This gallery of prints is for viewing only. They are past commissions, sold out editions and images from the Lewes Printmakers’ group projects. I hope you enjoy looking through them and that they give you a further flavour of the sort of work I do.

Trade Antique Centre
Trade Antique Centre Collagraph Along with Baxter’s Printing Works, I also chose this antique shop as a subject for ‘High Street’, the Lewes Printmakers’ very first group collaboration. I love the way the building sits on the steep hill and had great fun cutting out and arranging all the antiques.
Common Toads
Etched lino From the Lewes Printmakers’ sixth book ‘Railway Land’. Though now a nature reserve and public open space, on part of this land where woodland thrives once stood ‘Leighside’, a grand Victorian house. The fine grounds around it contained a lake and specimen trees. Today the lake is no more than a pond but it is of great value to wildlife including Common Toads which breed there. I created some of the textures in the print by first ‘etching’ the lino block with old fashioned cooker cleaner.
The Truggery
Linocut with hand colouring Designed for The Truggery at Coopers Croft, Herstmonceux. Special Sussex baskets known as trugs have been made here since 1899 and are still produced using the same tools and traditional methods. My image gives a glimpse inside the workshop while a range of trugs for different uses are displayed ready to be sold in the foreground.
The spaces in between
Woodcut My contribution to the Lewes Printmakers’ ninth book ‘The Spaces in Between’ which celebrates the wild spaces, unexpected vistas and ancient twittens of Lewes. Here the churchyard of St John sub Castro is a green space for wildlife to thrive and a place for people to relax and think. Groups of disorderly gravestones, jumbled and overgrown, provide hide-outs fit for the fox.
Prizewinners
Collagraph and stencil. I worked for several years at Middle Farm in Firle which had an extensive collection of poultry breeds. Selected birds were often shown at poultry shows after meticulous clipping, cleaning and blow drying. ‘Prizewinners’ was the result of a works outing to ‘The Federation’ in Staffordshire. Sadly it cannot convey the smell and incredible noise created by the thousands of hopeful fowl.
The Market Tower
Collagraph The Market Tower, Lewes which dates from 1792. This image comes from the Lewes Printmakers’ fourth book ‘Tom Paine in Lewes’.
Haynet logo
Linocut Logo for Haynet www.hay-net.co.uk. The leading network for blogging from the stables, farms and fields.
Fur, Feathers ‘n‘ Fins
Collagraph From the Lewes Printmakers’ (formerly Paddock Printmakers) second group project ‘Cliffe’. This focused on buildings around Lewes’s historic Cliffe High Street. As I am drawn to anything animally, I picked the pet shop with the white rodent sign above the door.
Baxter’s Printing Works
Collagraph From the Lewes Printmakers’ (then known as Paddock Printmakers) very first group collaboration ‘High Street’. We created a concertina style book published in 2004 which featured a selection of buildings on and around the historic high street in Lewes. I particularly enjoyed the challenge of all the lettering on Baxter’s Printing Works
Hawkmoths and the Gatehouse
Linocut A private commission and portrait of an intriguing historic building. Here the delicately pattered Privet and Elephant Hawkmoths feed on honeysuckle while swifts catch insects in the dusky evening light.

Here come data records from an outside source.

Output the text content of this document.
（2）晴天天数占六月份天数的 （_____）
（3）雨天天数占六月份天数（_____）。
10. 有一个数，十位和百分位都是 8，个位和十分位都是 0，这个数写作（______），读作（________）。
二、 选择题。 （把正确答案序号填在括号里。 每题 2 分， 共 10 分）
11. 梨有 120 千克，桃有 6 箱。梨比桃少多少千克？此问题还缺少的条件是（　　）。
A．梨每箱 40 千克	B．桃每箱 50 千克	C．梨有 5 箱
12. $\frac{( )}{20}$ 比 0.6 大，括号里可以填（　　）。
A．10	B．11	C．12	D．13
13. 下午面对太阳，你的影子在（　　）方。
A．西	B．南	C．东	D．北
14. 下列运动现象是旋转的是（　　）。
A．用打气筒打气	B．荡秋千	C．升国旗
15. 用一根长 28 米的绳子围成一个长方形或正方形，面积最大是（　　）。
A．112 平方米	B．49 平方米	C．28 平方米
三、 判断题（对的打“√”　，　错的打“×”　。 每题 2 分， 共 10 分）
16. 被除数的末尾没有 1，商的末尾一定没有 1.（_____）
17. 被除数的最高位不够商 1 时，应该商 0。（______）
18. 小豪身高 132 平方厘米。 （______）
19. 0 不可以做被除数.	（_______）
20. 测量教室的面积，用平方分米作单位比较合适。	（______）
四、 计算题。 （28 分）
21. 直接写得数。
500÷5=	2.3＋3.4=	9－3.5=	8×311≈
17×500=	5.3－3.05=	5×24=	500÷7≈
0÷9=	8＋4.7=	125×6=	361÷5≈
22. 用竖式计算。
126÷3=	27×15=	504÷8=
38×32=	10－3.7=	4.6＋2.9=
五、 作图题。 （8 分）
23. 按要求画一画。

The Long Man of Wilmington
Linocut printed on imitation Japanese paper, edition of 50. Image size: w17.5cm x h18cm Mounted size: w29.6cm x h31cm A much loved chalk hill figure on the South Downs who has been depicted by scores of artists down the years. This is my portrait of him.
In her dreams
Relief print from cut card printed on Fabriano Artistico paper, edition of 14. Image size: w21.3cm x h21.8cm Mounted size: w34.3cm x h36.5cm The simple beauty of Medieval tiles led to this image. My ‘tile’ shows a lurcher sleeping contentedly in the centre surrounded by creatures that she encounters day to day. The materials used to make the blocks were readily available and inexpensive – just an old cereal packet carefully cut with a scalpel, glued down and varnished.